A group of frontline Indian-American healthcare professionals, stuck in the 150-plus-year Green Card backlog, held a peaceful demonstration in front of the Capitol.
A Green Card, known officially as a Permanent Resident Card, is a document issued to immigrants to the US as evidence that the bearer has been granted the privilege of residing permanently in the country.
In a joint statement, the Indian-American doctors said that they are in a 150-plus-year Green Card backlog due to archaic country caps that allows no nation to get more than seven per cent of employment-based green cards.
"India is a land of a billion-plus people but the number of green cards it gets is the same as a country as small as Iceland. There is no cap on H-1B visa though and Indians make 50 per cent of the H-1B work force. This discrepancy between H-1B and green cards has created an inhuman backlog that is adversely affecting our professional and personal lives," they said.
Indian IT professionals, most of whom are highly skilled and come to the US mainly on the H-1B work visas, are the worst sufferers of the current immigration system which imposes a seven per cent per country quota on allotment of the coveted Green Card or permanent legal residency.

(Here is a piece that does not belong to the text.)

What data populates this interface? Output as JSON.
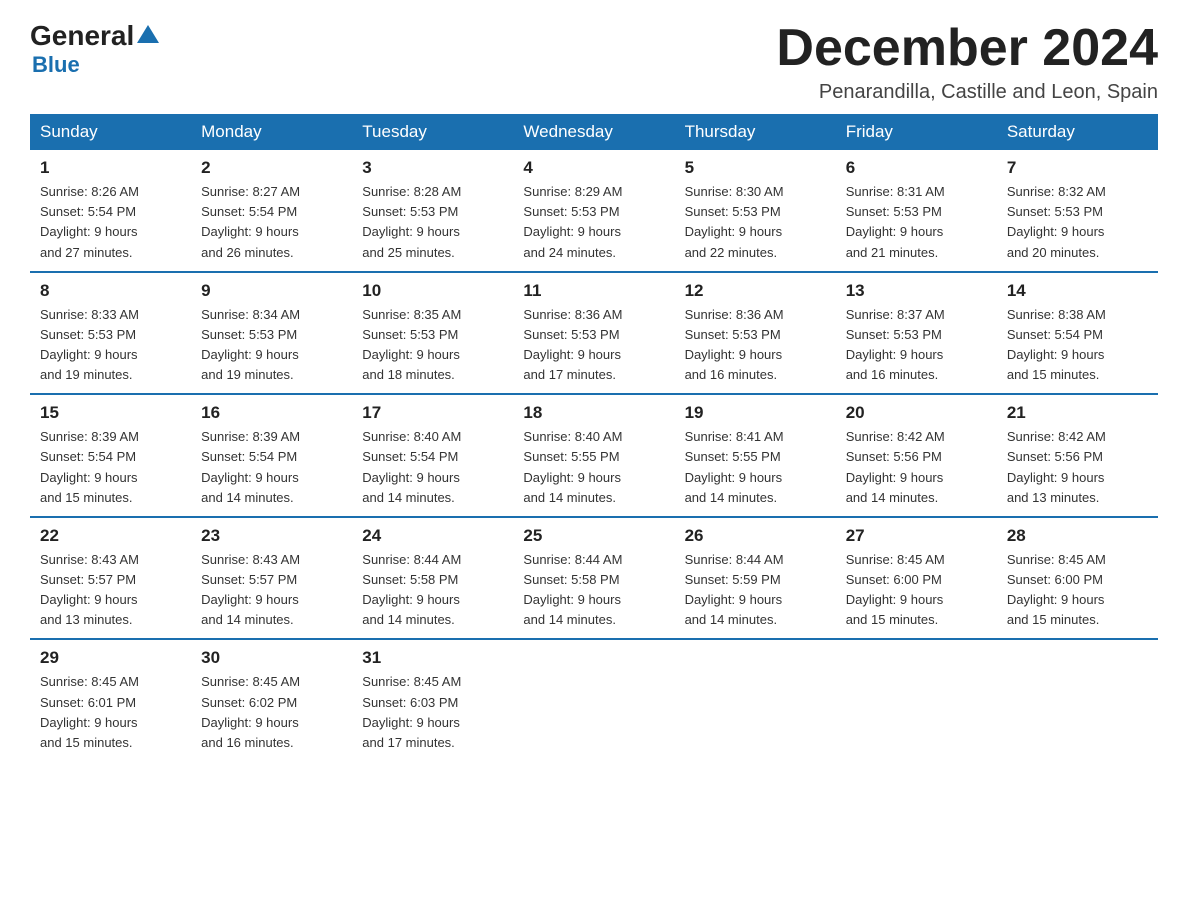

The protesters said that the fairness bill removes country caps and allots green cards on a first come first serve basis. It passed in the House of Representatives by 365 votes in 2019 and its Senate equivalent S386 passed the Senate in 2020. Now the bill is back to the House as a modified version.
They urged Congresswoman Zoe Lofgren to bring it to vote as a bipartisan solution to end the suffering of skilled professionals.
"The Green Card backlog is taking a toll on the frontline health care workers and their families. They are living in fear and anxiety," Dr Namita Dhiman, a child and adolescent psychiatrist said.
"US President Joe Biden should end the Green Card backlog by allowing United States Citizenship and Immigration Services (USCIS) to utilise unused green cards from the past years for the frontline healthcare workers in the backlog," she said.